If the Turkish past is today’s prologue, the fait accompli across northern Syria and Iraq is being etched in stone. As the forces that encouraged the removal of Assad and changed the regime in Iraq indicated they are in political retreat, not only was the power vacuum actively filled by Russia, but apparently Turkish forces are now fighting ISIS, whom they once actively supported, while keeping Kurdish forces disintegrated. Turkey has once again hedged its gamble. One of Turkey’s goals is to keep the Kurds from controlling a continuous land mass on both sides of the Euphrates River south of the Turkish border. History tells us there is no reason not to expect a permanent Turkish presence across parts of northern Syria and Iraq. If US president-elect Trump engages in a continued isolationist policy after his claim of wanting to defeat ISIS, a Turkish presence will be permanent along a deep zone south of its border from the Mediterranean into the Kurdish mountains of Iraq.

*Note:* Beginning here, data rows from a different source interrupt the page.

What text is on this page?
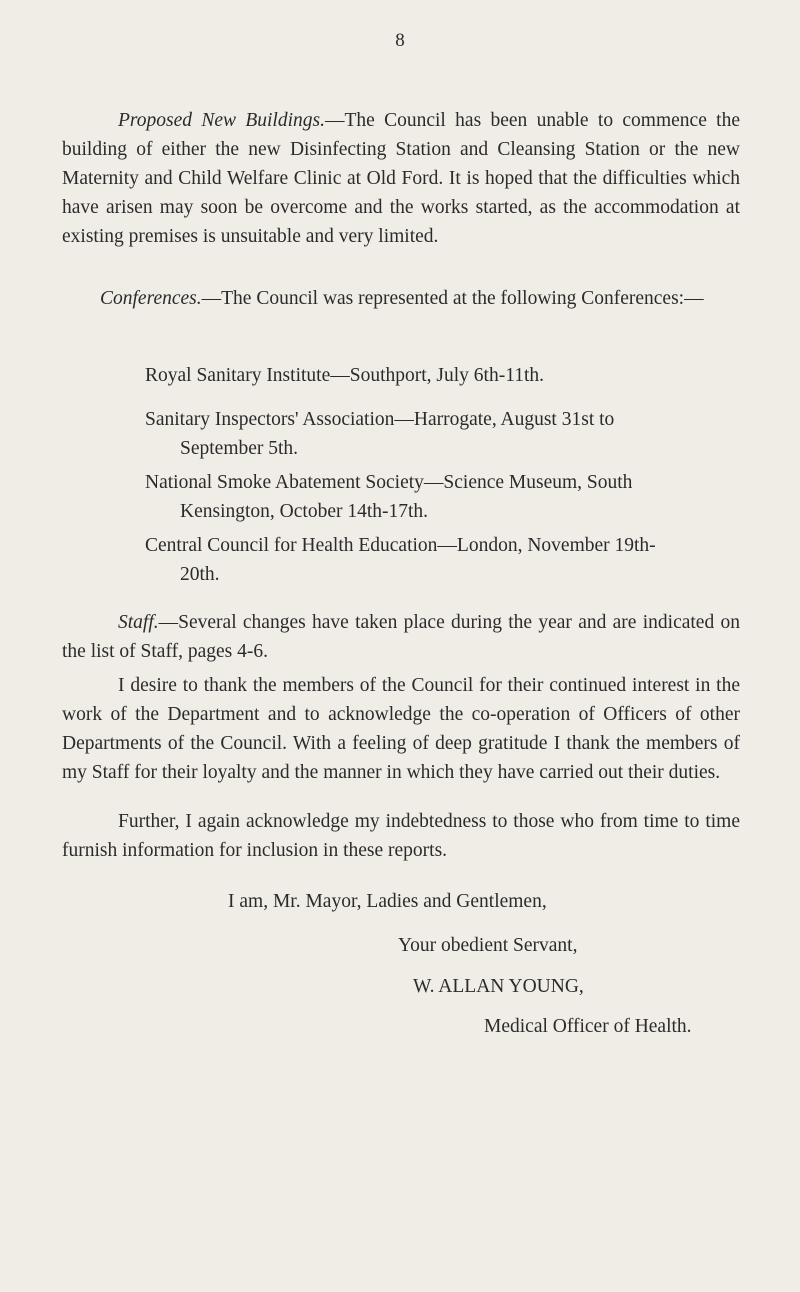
8
Proposed New Buildings.—The Council has been unable to commence the building of either the new Disinfecting Station and Cleansing Station or the new Maternity and Child Welfare Clinic at Old Ford. It is hoped that the difficulties which have arisen may soon be overcome and the works started, as the accommodation at existing premises is unsuitable and very limited.
Conferences.—The Council was represented at the following Conferences:—
Royal Sanitary Institute—Southport, July 6th-11th.
Sanitary Inspectors' Association—Harrogate, August 31st to
September 5th.
National Smoke Abatement Society—Science Museum, South
Kensington, October 14th-17th.
Central Council for Health Education—London, November 19th-
20th.
Staff.—Several changes have taken place during the year and are indicated on the list of Staff, pages 4-6.
I desire to thank the members of the Council for their continued interest in the work of the Department and to acknowledge the co-operation of Officers of other Departments of the Council. With a feeling of deep gratitude I thank the members of my Staff for their loyalty and the manner in which they have carried out their duties.
Further, I again acknowledge my indebtedness to those who from time to time furnish information for inclusion in these reports.
I am, Mr. Mayor, Ladies and Gentlemen,
Your obedient Servant,
W. ALLAN YOUNG,
Medical Officer of Health.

Military planners and diplomats may view Turkey’s past hundred years as a fine example of successful policy execution. The same was said about the 1938 Munich Agreement, which permitted Nazi Germany’s annexation of portions of Czechoslovakia. Today it is a metaphor used when undue territorial claims have been conceded.

David Davidian is an Adjunct Lecturer at the American University of Armenia. He has spent over a decade in technical intelligence analysis at major high technology firms.